# Registered Buck......Unregistered Does



## Arabiansnob (Nov 28, 2010)

If i breed my does to a registered buck can they babies be registered if the mothers arent ???


----------



## ksalvagno (Nov 28, 2010)

no


----------



## ()relics (Nov 28, 2010)

yes...depending on the breed


----------



## freemotion (Nov 28, 2010)

Not the little breeds, from another thread here recently.  Even the babies of unregistered does are not registered as purebred in the first generation, and they do have to conform to breed standards.

Here's the thread:  http://www.backyardherds.com/forum/viewtopic.php?id=7035


----------



## rebelINny (Nov 29, 2010)

You can get them registered as grade does with IDGR, and then breed them to a registered buck and eventually you will get purebred goats again if you keep breeding the grade does to a registered buck that they have the most breed of. Like if your doe is a 50/50 of Alpine and Nubian you can breed to a registered buck of either of those breeds and then their kids will be one step closer to purebred. You can also get a 50/50 dairy goat like the example above registered as Experimental.


----------



## Ariel301 (Nov 29, 2010)

ADGA will register female goats as "Native on Appearance" if they meet the breed standard but are of unknown breed origin/unregistered parents. They will not register males this way. 

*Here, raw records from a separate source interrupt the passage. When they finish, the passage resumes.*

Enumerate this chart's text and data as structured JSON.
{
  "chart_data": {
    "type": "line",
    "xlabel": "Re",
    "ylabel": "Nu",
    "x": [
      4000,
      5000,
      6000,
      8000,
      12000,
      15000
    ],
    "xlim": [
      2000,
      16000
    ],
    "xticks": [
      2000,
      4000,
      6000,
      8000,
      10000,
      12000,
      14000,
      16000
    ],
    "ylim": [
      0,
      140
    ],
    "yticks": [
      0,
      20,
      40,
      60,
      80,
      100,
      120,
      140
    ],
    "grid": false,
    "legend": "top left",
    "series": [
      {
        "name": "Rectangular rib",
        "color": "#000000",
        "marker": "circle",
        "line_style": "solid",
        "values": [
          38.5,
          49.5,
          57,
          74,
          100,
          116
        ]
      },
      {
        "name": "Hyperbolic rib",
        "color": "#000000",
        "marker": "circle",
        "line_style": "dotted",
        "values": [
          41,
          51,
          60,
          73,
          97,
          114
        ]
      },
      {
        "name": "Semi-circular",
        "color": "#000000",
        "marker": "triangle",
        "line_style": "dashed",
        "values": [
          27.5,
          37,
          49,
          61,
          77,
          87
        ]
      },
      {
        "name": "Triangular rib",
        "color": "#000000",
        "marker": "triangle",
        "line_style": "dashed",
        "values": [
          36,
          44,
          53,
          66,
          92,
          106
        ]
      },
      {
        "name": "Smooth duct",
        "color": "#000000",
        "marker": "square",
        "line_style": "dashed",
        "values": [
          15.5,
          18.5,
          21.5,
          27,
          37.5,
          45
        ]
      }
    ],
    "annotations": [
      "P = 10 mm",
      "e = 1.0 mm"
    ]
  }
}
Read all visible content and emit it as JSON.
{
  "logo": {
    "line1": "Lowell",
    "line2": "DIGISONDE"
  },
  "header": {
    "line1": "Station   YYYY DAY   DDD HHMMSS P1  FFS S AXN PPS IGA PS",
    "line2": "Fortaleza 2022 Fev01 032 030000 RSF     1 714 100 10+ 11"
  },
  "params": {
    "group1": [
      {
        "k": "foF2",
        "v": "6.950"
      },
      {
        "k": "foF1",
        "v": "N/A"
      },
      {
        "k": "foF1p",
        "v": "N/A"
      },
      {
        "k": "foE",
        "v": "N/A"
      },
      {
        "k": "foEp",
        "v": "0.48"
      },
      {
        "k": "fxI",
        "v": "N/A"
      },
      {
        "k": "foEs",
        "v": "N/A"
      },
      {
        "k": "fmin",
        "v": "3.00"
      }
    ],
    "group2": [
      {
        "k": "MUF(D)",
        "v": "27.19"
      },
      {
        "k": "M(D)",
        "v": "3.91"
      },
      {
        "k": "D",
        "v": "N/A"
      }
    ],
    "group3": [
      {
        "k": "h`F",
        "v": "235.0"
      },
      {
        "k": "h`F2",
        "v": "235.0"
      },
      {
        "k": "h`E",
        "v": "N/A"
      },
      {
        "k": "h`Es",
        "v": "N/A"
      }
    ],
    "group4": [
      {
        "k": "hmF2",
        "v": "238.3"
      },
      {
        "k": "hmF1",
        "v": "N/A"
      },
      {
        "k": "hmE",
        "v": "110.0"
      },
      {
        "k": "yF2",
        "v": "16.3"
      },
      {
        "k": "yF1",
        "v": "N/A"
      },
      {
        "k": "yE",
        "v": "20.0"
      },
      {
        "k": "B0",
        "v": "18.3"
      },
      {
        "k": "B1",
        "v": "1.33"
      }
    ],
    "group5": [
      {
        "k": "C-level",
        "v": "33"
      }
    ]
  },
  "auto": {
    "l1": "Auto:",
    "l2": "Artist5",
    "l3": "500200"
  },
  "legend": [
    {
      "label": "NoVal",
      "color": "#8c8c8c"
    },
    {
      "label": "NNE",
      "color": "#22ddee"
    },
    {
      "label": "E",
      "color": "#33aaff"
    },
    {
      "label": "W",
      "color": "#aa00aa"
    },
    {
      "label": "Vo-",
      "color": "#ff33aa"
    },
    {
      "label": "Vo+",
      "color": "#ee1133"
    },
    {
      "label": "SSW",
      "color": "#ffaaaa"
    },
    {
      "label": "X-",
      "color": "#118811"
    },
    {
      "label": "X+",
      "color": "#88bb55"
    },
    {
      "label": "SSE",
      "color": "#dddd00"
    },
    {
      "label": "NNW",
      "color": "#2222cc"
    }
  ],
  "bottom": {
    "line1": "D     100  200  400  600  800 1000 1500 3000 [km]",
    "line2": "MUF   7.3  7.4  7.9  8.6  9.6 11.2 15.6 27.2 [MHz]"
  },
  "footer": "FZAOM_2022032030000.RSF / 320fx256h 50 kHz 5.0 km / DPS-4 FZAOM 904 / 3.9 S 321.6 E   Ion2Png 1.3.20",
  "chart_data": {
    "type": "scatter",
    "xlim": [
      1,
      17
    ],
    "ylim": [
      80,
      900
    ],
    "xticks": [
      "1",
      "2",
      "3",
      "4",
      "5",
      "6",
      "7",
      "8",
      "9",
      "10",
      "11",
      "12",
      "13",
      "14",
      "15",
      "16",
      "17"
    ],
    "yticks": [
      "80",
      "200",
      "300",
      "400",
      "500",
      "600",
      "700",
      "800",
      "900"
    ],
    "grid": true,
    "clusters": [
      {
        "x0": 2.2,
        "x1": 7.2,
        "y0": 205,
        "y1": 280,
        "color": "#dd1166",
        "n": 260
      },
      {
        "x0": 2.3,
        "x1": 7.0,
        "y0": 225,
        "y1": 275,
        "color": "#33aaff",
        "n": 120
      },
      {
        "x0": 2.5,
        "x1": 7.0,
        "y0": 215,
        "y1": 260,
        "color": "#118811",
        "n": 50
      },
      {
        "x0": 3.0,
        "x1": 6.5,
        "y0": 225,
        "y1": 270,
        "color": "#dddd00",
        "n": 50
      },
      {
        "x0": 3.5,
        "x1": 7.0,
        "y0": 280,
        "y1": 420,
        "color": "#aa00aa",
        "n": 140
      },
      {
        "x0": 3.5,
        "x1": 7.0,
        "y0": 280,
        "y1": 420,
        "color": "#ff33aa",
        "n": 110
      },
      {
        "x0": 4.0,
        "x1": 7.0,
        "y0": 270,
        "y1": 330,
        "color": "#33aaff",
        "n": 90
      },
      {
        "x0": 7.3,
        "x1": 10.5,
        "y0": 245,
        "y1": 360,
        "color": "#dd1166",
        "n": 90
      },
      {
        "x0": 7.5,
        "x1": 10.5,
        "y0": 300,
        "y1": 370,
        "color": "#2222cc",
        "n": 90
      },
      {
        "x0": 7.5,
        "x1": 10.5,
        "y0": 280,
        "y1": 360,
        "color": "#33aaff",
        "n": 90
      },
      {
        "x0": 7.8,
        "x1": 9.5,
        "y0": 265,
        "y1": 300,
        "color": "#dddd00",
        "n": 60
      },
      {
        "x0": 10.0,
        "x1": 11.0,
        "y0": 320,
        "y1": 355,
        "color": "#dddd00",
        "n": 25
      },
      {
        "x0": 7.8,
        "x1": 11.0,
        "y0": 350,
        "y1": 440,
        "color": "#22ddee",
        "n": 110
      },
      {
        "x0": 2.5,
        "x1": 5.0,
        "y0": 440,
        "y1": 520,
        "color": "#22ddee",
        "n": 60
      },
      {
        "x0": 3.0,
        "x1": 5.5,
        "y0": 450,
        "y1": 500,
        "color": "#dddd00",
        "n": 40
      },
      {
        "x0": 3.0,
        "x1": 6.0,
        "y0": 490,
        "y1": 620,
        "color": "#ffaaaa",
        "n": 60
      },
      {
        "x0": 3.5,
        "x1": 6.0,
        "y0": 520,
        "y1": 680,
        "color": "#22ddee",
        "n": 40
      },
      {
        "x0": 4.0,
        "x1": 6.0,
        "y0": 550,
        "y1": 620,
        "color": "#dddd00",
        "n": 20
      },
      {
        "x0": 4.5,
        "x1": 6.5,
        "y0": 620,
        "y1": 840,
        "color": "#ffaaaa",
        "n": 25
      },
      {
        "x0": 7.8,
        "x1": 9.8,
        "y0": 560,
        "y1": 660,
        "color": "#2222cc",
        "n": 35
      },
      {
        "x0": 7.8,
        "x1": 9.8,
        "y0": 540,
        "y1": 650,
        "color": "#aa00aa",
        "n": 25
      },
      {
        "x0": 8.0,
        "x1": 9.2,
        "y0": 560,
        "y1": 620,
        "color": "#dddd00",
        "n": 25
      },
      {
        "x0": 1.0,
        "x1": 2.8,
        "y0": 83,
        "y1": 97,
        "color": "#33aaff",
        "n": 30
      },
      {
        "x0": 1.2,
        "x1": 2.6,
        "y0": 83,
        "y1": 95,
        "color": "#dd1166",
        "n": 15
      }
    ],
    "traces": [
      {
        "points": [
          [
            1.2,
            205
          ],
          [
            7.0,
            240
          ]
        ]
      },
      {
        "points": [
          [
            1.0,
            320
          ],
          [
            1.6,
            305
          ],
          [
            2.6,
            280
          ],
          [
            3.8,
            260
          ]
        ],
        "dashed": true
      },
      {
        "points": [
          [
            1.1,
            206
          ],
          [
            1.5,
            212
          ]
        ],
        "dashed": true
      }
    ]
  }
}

IDGR will register both grade does and bucks if they conform to the standard for their breed. I have a buck registered with them as a grade, his sire was purebred and ADGA registered and his dam was also purebred but somehow lost her pedigree and never got registered, then a friend of mine bought her and had her registered with ADGA as a NOA grade. ADGA would not register my buckling because his dam was grade, making him also grade, so I went with IDGR for him.


----------



## helmstead (Nov 29, 2010)

Ariel301 said:
			
		

> ADGA will register female goats as "Native on Appearance" if they meet the breed standard but are of unknown breed origin/unregistered parents. They will not register males this way.


NOT with Nigerians...nope nope.


----------